Kitab Hukum Kanonik dalam kanon 619, menganjurkan agar para pemimpin hendaknya mampu memberi teladan kepada mereka dalam membina keutamaan-keutamaan serta dalam menaati peraturan-peraturan dan tradisi tarekatnya sendiri. Pemimpin religius haruslah menjadi teladan keutamaan dan kebijaksanaan, serta ketaatan dalam menghayati tradisi warisan tarekat. Tuntutan yang demikian ini menjadi suatu tantangan tersendiri dalam hidup religius karena kerapkali masih ada pemimpin religius yang dari cara hidup, sikap dan tutur katanya kurang menunjukkan keutamaan-keutamaan dan teladan hidup spiritualitasnya sehingga para anggota kurang menaruh penghargaan dan hormat kepada pemimpinnya karena antara perkataan dan perbuatan tidak sejalan dan menimbulkan pertanyaan bagi anggotanya.

Seorang pemimpin religius ibaratnya sebagai seorang ibu atau ayah dalam keluarga yang sungguh-sungguh: membantu secara layak dalam hal kebutuhan-kebutuhan pribadi mereka, menegur yang rewel, menghibur yang kecil hati, sabar terhadap semuanya.

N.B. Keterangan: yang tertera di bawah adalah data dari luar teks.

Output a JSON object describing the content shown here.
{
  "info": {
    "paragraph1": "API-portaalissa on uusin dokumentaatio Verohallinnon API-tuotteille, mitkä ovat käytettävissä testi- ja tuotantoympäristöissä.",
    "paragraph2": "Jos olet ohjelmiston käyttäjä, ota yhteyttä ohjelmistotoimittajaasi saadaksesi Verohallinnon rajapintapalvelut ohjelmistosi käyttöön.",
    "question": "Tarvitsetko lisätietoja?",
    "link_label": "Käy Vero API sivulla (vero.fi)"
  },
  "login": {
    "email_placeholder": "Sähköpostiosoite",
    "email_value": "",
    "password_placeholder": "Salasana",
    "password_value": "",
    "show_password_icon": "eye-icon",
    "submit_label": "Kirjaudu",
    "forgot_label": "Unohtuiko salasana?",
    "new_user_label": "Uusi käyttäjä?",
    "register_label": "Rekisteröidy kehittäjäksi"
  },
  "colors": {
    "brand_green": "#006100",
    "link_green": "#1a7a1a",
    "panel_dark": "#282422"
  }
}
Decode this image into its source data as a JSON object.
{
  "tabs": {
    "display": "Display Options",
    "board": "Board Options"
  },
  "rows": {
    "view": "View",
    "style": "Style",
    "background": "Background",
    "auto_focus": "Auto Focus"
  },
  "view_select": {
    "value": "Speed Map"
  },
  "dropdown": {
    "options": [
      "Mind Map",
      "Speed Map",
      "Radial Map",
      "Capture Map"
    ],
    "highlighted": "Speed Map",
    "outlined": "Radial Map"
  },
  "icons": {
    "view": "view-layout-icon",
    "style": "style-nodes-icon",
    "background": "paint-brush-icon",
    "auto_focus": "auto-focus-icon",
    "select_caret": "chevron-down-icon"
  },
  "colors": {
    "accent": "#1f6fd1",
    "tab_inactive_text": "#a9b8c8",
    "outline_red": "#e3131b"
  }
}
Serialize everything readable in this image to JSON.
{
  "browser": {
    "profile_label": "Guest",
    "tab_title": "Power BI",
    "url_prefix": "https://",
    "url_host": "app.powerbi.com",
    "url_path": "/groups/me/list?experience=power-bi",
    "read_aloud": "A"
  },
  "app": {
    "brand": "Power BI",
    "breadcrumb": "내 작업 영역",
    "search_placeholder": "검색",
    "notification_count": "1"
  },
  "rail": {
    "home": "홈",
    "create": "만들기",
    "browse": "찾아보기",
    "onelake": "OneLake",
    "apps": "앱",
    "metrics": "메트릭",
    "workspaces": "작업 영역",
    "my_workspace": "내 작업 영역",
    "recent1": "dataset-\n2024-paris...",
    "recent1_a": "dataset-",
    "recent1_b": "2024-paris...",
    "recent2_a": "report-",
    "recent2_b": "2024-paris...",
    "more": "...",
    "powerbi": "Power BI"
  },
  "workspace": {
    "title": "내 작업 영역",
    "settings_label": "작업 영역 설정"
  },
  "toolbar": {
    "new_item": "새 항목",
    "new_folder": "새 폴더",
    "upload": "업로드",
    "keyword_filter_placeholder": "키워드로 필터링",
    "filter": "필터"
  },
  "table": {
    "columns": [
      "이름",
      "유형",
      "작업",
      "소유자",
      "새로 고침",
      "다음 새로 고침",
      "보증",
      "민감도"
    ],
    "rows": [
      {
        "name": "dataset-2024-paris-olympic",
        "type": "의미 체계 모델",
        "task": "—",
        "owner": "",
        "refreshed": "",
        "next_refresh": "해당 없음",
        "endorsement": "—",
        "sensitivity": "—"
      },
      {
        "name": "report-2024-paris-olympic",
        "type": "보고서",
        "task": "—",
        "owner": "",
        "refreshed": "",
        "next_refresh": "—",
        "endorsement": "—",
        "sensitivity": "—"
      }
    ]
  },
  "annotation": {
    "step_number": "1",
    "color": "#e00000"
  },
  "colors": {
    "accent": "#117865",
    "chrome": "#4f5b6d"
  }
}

Perhatian dan empati yang dalam terhadap segi kemanusiaan yang menyentuh hati dan menyemangati ini sangat penting untuk diperhatikan oleh pemimpin religius, untuk itu seorang pemimpin perlu “mencintai seperti hati Kristus sendiri” yang mencintai dengan lembut dan penuh kasih terhadap setiap orang terlebih mereka yang sangat menderita dan membutuhkan pertolongannya. Pelaksanaan tugas “ini memberi arah pedoman yang jelas bahwa hidup religius

sangat penting untuk mengejar kesempurnaan Injili dalam pengabdian demi kerajaan Allah” (Sardi, 2005: 104-105).